Lincoln Logs!! wow that brings back memories. Thanks Hermit

Anonymous said...

We never had them, but we had Meccano instead.


Dizzy-Dick said...

Oh yeh, do I remember them! At Christmas time I always constructed a nativity scene out of them and it got put on the mantle with nativity figures for display. Also, had Tinker Toys and Erector sets.

Momlady said...

My grandson has a small set and I agree about an instruction book on picking them up.

Beatrice P. Boyd said...

Interesting history, HJ, and you are so right that toys like Lincoln Logs made children use their imagination without use of electronics or batteries or other gadgetry. How sad that things have changed and not so much for the better.

Anonymous said...

Good morning.
I loved playing with Lincoln Logs.
I will not be drinking my coffee outside today.
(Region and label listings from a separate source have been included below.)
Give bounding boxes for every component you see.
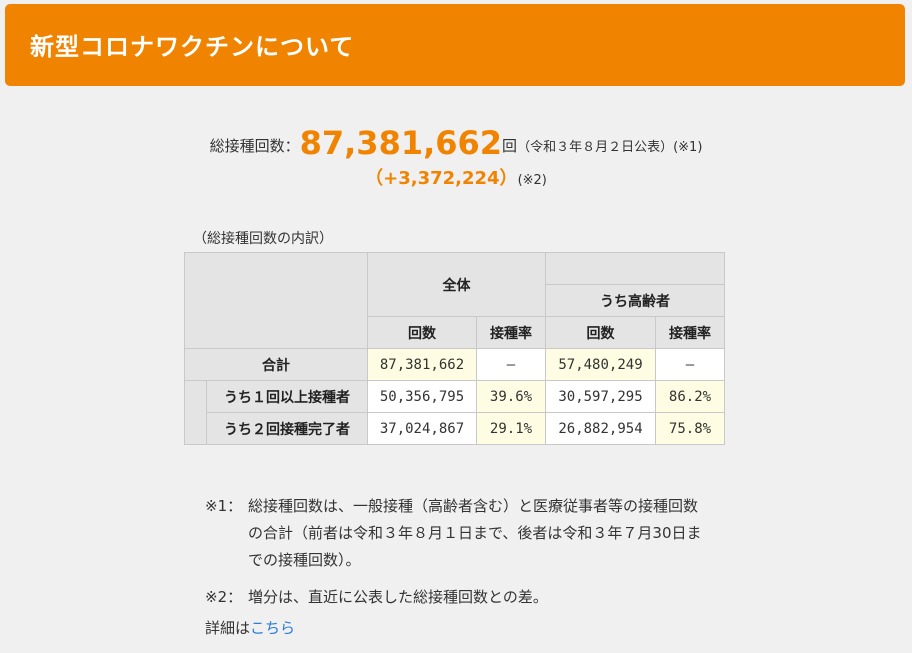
footnotes: ※1： 総接種回数は、一般接種（高齢者含む）と医療従事者等の接種回数の合計（前者… <box>205 493 708 642</box>
page-banner: 新型コロナワクチンについて <box>5 4 905 86</box>
diff-count: （+3,372,224） <box>365 168 518 189</box>
footnote-text: 増分は、直近に公表した総接種回数との差。 <box>248 588 548 606</box>
elderly-rate: — <box>655 348 725 381</box>
detail-line: 詳細はこちら <box>205 615 708 642</box>
breakdown-table: 全体 うち高齢者 回数 接種率 回数 接種率 合計 87,381,662 — 5… <box>184 252 725 445</box>
row-label: 合計 <box>184 348 368 381</box>
footnote-2: ※2： 増分は、直近に公表した総接種回数との差。 <box>205 584 708 611</box>
elderly-count: 26,882,954 <box>545 412 656 445</box>
all-count: 87,381,662 <box>367 348 477 381</box>
header-elderly-rate: 接種率 <box>655 316 725 349</box>
header-all: 全体 <box>367 252 546 317</box>
all-rate: 39.6% <box>476 380 546 413</box>
detail-link[interactable]: こちら <box>250 619 296 637</box>
note-ref-2: (※2) <box>517 173 547 188</box>
elderly-rate: 86.2% <box>655 380 725 413</box>
table-row: うち１回以上接種者 50,356,795 39.6% 30,597,295 86… <box>184 380 725 445</box>
table-row: 合計 87,381,662 — 57,480,249 — <box>184 348 725 381</box>
row-label: うち１回以上接種者 <box>206 380 368 413</box>
total-label: 総接種回数： <box>209 137 300 155</box>
page-title: 新型コロナワクチンについて <box>30 33 355 61</box>
note-ref-1: (※1) <box>673 140 703 155</box>
header-all-count: 回数 <box>367 316 477 349</box>
footnote-1: ※1： 総接種回数は、一般接種（高齢者含む）と医療従事者等の接種回数の合計（前者… <box>205 493 708 574</box>
header-blank <box>545 252 725 285</box>
all-rate: — <box>476 348 546 381</box>
table-row: うち２回接種完了者 37,024,867 29.1% 26,882,954 75… <box>185 412 725 445</box>
header-all-rate: 接種率 <box>476 316 546 349</box>
vaccination-summary: 総接種回数：87,381,662回（令和３年８月２日公表）(※1) （+3,37… <box>0 122 912 196</box>
total-unit: 回 <box>502 137 518 155</box>
all-rate: 29.1% <box>476 412 546 445</box>
row-label: うち２回接種完了者 <box>206 412 368 445</box>
corner-cell <box>184 252 368 349</box>
published-date: （令和３年８月２日公表） <box>517 140 674 155</box>
all-count: 37,024,867 <box>367 412 477 445</box>
elderly-count: 57,480,249 <box>545 348 656 381</box>
detail-prefix: 詳細は <box>205 619 251 637</box>
header-elderly-count: 回数 <box>545 316 656 349</box>
footnote-mark: ※1： <box>205 497 243 515</box>
indent-cell <box>184 380 207 445</box>
elderly-rate: 75.8% <box>655 412 725 445</box>
footnote-text: 総接種回数は、一般接種（高齢者含む）と医療従事者等の接種回数の合計（前者は令和３… <box>248 497 702 569</box>
footnote-mark: ※2： <box>205 588 243 606</box>
all-count: 50,356,795 <box>367 380 477 413</box>
elderly-count: 30,597,295 <box>545 380 656 413</box>
table-caption: （総接種回数の内訳） <box>193 231 333 247</box>
header-elderly: うち高齢者 <box>545 284 725 317</box>
total-count: 87,381,662 <box>299 124 503 162</box>
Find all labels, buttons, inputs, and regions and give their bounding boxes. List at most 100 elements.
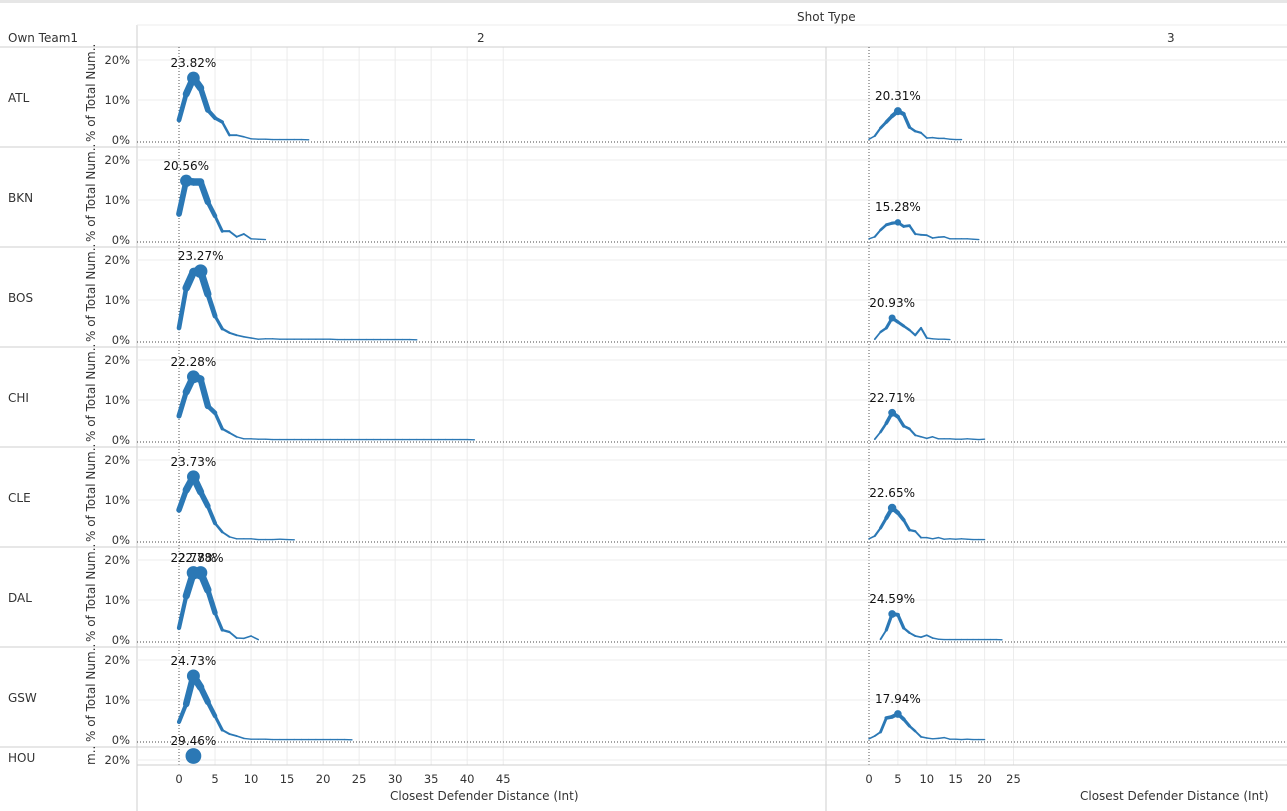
series-right-atl-seg-11 (931, 136, 940, 140)
y-axis-title-hou: m.. (84, 745, 98, 765)
y-axis-title-chi: % of Total Num.. (84, 343, 98, 442)
y-tick-chi-2: 20% (104, 353, 130, 367)
series-left-chi-seg-6 (221, 427, 231, 434)
series-left-bkn-seg-5 (213, 214, 224, 233)
series-right-bkn-seg-0 (868, 236, 876, 240)
series-left-atl-seg-0 (176, 91, 189, 123)
series-right-bkn-seg-7 (908, 224, 917, 236)
series-left-dal-seg-9 (243, 635, 252, 640)
series-right-atl-seg-8 (914, 130, 923, 134)
row-label-hou: HOU (8, 751, 36, 765)
y-tick-dal-1: 10% (104, 593, 130, 607)
peak-marker-left-hou (185, 748, 202, 764)
x-axis-title-right: Closest Defender Distance (Int) (1080, 789, 1269, 803)
series-right-atl-seg-9 (920, 131, 928, 139)
y-tick-cle-1: 10% (104, 493, 130, 507)
series-left-dal-seg-5 (213, 611, 224, 632)
series-right-dal-seg-4 (902, 626, 911, 634)
x-axis-band (137, 766, 1287, 811)
x-tick-right-25: 25 (1006, 772, 1021, 786)
row-label-gsw: GSW (8, 691, 37, 705)
series-right-chi-seg-4 (896, 415, 906, 428)
series-right-atl-seg-7 (908, 125, 917, 133)
series-left-cle-seg-3 (197, 489, 211, 509)
panel-header-2: 2 (477, 31, 485, 45)
series-left-bos-seg-10 (250, 337, 259, 340)
peak-label-right-dal: 24.59% (869, 592, 915, 606)
x-tick-left-25: 25 (351, 772, 367, 786)
x-tick-right-10: 10 (919, 772, 935, 786)
series-right-dal-seg-9 (931, 637, 940, 640)
row-header-title: Own Team1 (8, 31, 79, 45)
series-right-bos-seg-0 (873, 331, 882, 341)
y-tick-bos-0: 0% (111, 333, 130, 347)
y-tick-atl-1: 10% (104, 93, 130, 107)
series-right-dal-seg-5 (908, 631, 917, 637)
series-left-cle-seg-10 (250, 538, 259, 541)
series-left-dal-seg-4 (205, 587, 218, 616)
row-label-atl: ATL (8, 91, 30, 105)
series-left-atl-seg-3 (197, 85, 211, 113)
series-left-gsw-seg-6 (221, 728, 231, 736)
y-tick-bkn-1: 10% (104, 193, 130, 207)
series-left-bos-seg-7 (228, 331, 238, 337)
peak-marker-left-gsw (186, 669, 200, 683)
series-right-bkn-seg-8 (914, 233, 922, 236)
series-left-gsw-seg-7 (228, 733, 238, 737)
series-right-gsw-seg-10 (926, 737, 934, 740)
series-left-bkn-seg-8 (235, 233, 245, 238)
y-tick-gsw-1: 10% (104, 693, 130, 707)
series-left-chi-seg-7 (228, 431, 238, 438)
peak-marker-right-cle (887, 503, 897, 513)
series-right-gsw-seg-0 (868, 735, 876, 740)
peak-marker-right-dal (888, 610, 896, 618)
peak-marker-right-chi (888, 408, 897, 417)
peak-label-left-cle: 23.73% (170, 454, 217, 469)
series-right-gsw-seg-2 (879, 716, 888, 734)
panel-header-3: 3 (1167, 31, 1175, 45)
series-left-atl-seg-8 (235, 134, 245, 138)
series-right-atl-seg-6 (902, 112, 912, 129)
y-tick-gsw-0: 0% (111, 733, 130, 747)
peak-label-left-gsw: 24.73% (170, 654, 217, 668)
series-left-bos-seg-9 (243, 336, 252, 339)
series-right-gsw-seg-9 (920, 736, 928, 739)
y-tick-bkn-0: 0% (111, 233, 130, 247)
y-axis-title-dal: % of Total Num.. (84, 543, 98, 642)
series-left-dal-seg-6 (221, 628, 231, 634)
series-left-gsw-seg-3 (197, 684, 211, 706)
y-tick-atl-0: 0% (111, 133, 130, 147)
column-header-title: Shot Type (797, 10, 856, 24)
series-left-gsw-seg-5 (213, 714, 224, 732)
y-tick-gsw-2: 20% (104, 653, 130, 667)
series-left-dal-seg-10 (250, 635, 260, 641)
series-right-chi-seg-8 (920, 436, 928, 440)
peak-marker-left-dal-2 (193, 566, 208, 580)
x-tick-left-40: 40 (459, 772, 475, 786)
series-left-bos-seg-0 (176, 285, 189, 331)
series-right-bkn-seg-11 (931, 236, 940, 239)
series-left-cle-seg-7 (228, 536, 238, 540)
y-tick-chi-1: 10% (104, 393, 130, 407)
series-right-dal-seg-6 (914, 635, 922, 639)
series-right-gsw-seg-13 (943, 736, 951, 740)
y-tick-hou-2: 20% (104, 753, 130, 767)
series-left-atl-seg-6 (220, 120, 231, 137)
series-left-chi-seg-8 (235, 436, 245, 440)
series-right-cle-seg-5 (896, 510, 906, 522)
row-label-bkn: BKN (8, 191, 34, 205)
series-left-bkn-seg-4 (205, 199, 218, 219)
series-right-dal-seg-7 (920, 634, 928, 639)
peak-label-left-dal-2: 22.78% (177, 550, 224, 565)
peak-marker-right-gsw (894, 710, 902, 718)
peak-label-left-bos: 23.27% (177, 249, 224, 264)
x-tick-left-20: 20 (315, 772, 331, 786)
series-right-bkn-seg-10 (925, 234, 934, 239)
series-left-gsw-seg-4 (205, 699, 218, 719)
series-right-bos-seg-7 (914, 326, 923, 337)
series-right-atl-seg-13 (943, 137, 951, 140)
series-left-dal-seg-0 (176, 593, 189, 631)
series-right-cle-seg-8 (914, 530, 922, 539)
x-tick-left-35: 35 (423, 772, 439, 786)
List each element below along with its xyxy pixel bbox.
It is 36 degrees out there.

HermitJim said...

Hey Squire...
Does make the old memory cells come to life, doesn't it?

How many hours did I play with those things!

Thanks for the visit!

Hey AV...That is one I never heard of! Was it like the logs or more like the erector sets?

Either way, I'll bet you enjoyed using the imagine, huh?

Hey, thanks for coming by today!

Hey Dizzy...
Boy, you were a building little guy, weren't you?

Pretty cool about the nativity scene on the mantle!

Thanks for coming over this morning!

Hey Momlady...
That would be one of the most important parts, I'm thinking!

They sure were a lot of fun to build with!

I appreciate the visit this morning!

Hey Beatrice...
Wonder if a good dose of using the grey matter would help now days? Maybe they could carry it with them as they grew older!

Politicians could stand a bit of THAT exercise, for sure!

Thanks, my friend, for coming by!

HermitJim said...

Hey Andy...
At 36 degrees, I can certainly understand you staying inside! The kitchen is nice and cozy! That's always a good spot to sit!

I do thank you for coming by today!

Kelle said...

Do I remember Lincoln Logs, of course, they provided hours of fun play, use of one's imagination as well as learning/ building skills. Don't laugh now, but we used to build barns for my breyer horses and forts for our( my brother and myself) army men and tanks*wink*

It's only 34F here this morning, I feel the chilly breath of winter breathing down my neck. Let the foot race begin!
Blessing for your day Hermit Jim,

HermitJim said...

Hey Kelle...
I'll bet the horses and the army guys all appreciated the warm log houses and forts!

Some times I think the side stories were the most fun part, don't you?

What fun we used to have with toys like these!

Hey, getting close to Winter there! I appreciate you taking time to come by today!

Catman said...

I still remember the smell...

HermitJim said...

Hey Catman...
Funny how some toys had their own particular smell, isn't it?

Some things can trigger the strangest of memories!

Thanks, buddy, for coming by today!

Marjie said...

At least one of my sons is sure I'm the meanest shrew on the planet, because I don't buy electronic toys. They all had Lincoln Logs, Legos, Erector Sets and K'nex. Building toys are the best!

Anonymous said...

Dang it...all I ever got to play with was an occasional empty cardboard box or a stick and an empty can! But those were still good times!

Adirondackcountrygal said...

We spent many happy hours playing with Lincoln Logs and Legos too!